Mike Gunderloy recently linked to an editorial by author Susan Cheever on the legality of Google's Book Search:

Is it poignantly wrongheaded to want to get paid for my work? Is it a failure of understanding to think that when my father's short stories are read and enjoyed or made into movies, his widow should be able to profit?

I'll definitely agree that the way Google has gone about this has been remarkably heavy-handed. But I firmly believe that Google Book Search is akin to the Public Library: a clear public good. The human race gets access to more information, and the authors get a major new sales avenue for all their work. What's not to like?

Evidently a lot, from Susan Cheever's perspective. I emailed Susan to clarify her position:

But that's exactly what Google Print enables: selling more copies of your books, not less! Think of the millions of people that will find (and possibly buy) your books through a Google search-- people all over the world-- that otherwise would not even know your book existed! Only an excerpt of the book can be viewed. To get the rest, you buy the book. Probably via a link provided on the very same search result page.

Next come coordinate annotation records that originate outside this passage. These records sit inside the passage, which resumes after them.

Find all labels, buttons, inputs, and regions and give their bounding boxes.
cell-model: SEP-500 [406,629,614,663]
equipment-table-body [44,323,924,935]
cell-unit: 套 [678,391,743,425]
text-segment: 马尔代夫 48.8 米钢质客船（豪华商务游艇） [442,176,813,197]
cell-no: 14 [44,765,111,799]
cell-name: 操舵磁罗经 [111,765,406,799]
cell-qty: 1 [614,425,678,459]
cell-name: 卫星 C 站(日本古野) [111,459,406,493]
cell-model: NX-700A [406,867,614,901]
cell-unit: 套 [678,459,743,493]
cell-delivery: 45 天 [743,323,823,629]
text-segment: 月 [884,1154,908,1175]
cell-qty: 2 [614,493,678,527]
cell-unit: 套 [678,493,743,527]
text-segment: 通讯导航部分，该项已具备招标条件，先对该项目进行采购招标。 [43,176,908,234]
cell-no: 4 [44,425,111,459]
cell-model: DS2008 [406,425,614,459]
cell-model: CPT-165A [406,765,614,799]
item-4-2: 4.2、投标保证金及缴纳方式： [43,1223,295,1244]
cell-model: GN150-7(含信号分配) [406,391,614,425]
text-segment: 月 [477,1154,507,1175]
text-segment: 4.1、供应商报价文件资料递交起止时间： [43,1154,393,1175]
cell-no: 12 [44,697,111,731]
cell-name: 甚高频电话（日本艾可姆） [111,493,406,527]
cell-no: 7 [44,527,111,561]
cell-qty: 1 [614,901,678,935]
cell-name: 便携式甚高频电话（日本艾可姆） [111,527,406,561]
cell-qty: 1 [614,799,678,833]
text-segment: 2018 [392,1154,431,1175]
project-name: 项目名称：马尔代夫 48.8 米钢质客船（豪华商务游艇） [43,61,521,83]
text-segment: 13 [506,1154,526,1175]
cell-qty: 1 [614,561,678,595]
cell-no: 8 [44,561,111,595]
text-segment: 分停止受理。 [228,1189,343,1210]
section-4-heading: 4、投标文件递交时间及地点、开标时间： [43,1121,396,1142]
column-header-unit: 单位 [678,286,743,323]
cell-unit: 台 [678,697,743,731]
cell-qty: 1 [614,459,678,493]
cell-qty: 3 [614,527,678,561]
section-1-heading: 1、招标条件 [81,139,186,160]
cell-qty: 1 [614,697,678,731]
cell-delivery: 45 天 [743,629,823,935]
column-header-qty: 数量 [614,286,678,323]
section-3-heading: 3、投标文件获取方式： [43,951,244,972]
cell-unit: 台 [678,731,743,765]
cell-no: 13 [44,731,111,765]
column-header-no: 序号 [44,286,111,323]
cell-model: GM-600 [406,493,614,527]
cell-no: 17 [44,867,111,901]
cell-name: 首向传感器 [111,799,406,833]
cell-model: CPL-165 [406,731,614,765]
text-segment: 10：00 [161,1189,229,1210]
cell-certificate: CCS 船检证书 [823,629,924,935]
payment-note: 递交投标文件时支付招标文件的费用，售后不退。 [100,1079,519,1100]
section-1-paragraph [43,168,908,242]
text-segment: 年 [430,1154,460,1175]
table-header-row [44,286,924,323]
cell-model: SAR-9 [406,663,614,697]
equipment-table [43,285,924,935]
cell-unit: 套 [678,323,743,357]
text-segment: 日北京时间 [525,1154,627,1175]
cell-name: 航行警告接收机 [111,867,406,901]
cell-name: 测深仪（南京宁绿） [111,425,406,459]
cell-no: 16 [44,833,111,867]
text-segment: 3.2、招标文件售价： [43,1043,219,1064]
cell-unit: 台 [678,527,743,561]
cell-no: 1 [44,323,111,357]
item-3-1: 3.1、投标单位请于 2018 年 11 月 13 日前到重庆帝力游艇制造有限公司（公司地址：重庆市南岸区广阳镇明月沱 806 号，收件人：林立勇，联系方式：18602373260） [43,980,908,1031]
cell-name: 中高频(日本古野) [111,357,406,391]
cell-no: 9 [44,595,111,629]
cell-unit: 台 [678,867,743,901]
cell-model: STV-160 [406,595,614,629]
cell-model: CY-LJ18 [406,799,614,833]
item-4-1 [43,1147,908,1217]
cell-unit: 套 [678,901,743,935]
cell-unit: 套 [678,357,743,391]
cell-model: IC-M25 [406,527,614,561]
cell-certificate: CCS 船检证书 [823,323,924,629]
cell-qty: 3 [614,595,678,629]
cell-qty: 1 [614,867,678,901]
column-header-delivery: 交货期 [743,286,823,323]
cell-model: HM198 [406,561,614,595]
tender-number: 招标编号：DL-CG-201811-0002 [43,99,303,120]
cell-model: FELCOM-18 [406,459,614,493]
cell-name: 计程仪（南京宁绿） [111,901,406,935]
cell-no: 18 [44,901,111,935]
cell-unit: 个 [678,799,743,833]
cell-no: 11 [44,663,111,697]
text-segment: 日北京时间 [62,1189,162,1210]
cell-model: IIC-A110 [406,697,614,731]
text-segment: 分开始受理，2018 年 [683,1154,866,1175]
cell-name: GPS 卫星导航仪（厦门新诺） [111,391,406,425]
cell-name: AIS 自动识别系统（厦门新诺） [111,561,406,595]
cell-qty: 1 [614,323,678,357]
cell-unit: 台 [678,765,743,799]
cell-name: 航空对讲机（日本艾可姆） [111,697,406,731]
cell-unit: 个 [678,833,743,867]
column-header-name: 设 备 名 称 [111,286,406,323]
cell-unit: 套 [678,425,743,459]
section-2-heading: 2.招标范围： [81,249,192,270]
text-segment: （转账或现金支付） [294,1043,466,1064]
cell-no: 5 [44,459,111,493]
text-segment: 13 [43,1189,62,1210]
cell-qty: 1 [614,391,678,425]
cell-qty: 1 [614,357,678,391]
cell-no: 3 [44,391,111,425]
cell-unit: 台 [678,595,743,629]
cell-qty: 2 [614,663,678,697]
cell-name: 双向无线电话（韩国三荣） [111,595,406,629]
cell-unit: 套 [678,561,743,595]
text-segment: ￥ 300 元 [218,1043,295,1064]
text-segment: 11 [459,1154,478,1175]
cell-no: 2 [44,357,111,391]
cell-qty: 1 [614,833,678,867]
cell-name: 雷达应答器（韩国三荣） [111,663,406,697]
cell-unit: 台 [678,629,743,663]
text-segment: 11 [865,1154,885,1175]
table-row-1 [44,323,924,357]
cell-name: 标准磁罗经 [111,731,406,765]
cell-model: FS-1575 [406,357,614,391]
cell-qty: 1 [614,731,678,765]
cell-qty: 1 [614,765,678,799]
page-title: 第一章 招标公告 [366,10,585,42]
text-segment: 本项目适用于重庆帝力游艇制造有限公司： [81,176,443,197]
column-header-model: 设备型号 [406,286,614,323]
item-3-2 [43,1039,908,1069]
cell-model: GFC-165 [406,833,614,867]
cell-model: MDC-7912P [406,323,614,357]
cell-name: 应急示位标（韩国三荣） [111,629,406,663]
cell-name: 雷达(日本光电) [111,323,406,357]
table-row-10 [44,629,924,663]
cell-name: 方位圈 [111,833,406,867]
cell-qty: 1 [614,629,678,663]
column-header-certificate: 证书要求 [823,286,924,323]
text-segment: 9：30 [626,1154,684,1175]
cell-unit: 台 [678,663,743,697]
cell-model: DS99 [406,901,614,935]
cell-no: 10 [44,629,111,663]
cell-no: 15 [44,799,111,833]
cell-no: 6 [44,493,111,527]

That's perhaps the ultimate sales tool.

Surprisingly, Susan responded to my email:

Yes, that's what they say. They say they are trying to help writers. Don't you think it's odd that they don't ask the writers first? How about the fact that they don't even want to discuss their project with the Author's Guild thus forcing us to sue? "Help" is a funny work in this context.

Which brings us back to the issue of heavy-handedness. All this led James Shaw to try Google Book Search and conclude that yes, Google is evil:

I just tried a book search for the first time. I signed in with my gmail account (never used, just reserved my name) and was able to view all the pages that I wanted to out of a random book I found. Occasionally it would tell me that I couldn't view the next page "to protect the copyright of the author" but it then allowed me to go back to the page index and choose the next page anyway. So, from my layman's point of view Google has allowed me to view any entire book still under copyright. It didn't cost me a dime.

I think James is vastly understating how incredibly annoying and inefficient it is to "read" a book this way. But what's even more interesting is a comment Mike Gunderloy posted to that entry:

I don't see Google as the villain here - indeed, I don't really think there *is* a villain, just a culmination of forces. Yes, you can still buy some of my books, and some of them are still in print. And if you buy one, thanks. But you're a vanishing breed: sales of computer books of the sort I write are, across the board, dramatically down in the past three or four years. My own diagnosis is that this is directly related to the ease of finding the same information that the books used to carry by searching on the Internet. Why pay book prices (which have also gone up hideously in those years) when you can search for free? The net result is that I have seen my royalty checks all but vanish in the last three years, to the point where I can no longer afford to write computer books. The titles that are now on the shelves are the last ones from me.

This concerns me, because Mike's books are good. They're not those narrow, throw-away tech books (Learn Visual Basic 6.0 in 24 hours!) that are obsolete in a few years anyway. I mean, it's not Code Complete -- but it's well worth buying.

I've always thought of printed books as complementary to the information available on the internet. If nothing else, they're a much more eyeball-friendly way to read a large volume of information. I wonder if the general sales decline Mike decries here applies to any genre other than programming and technology books?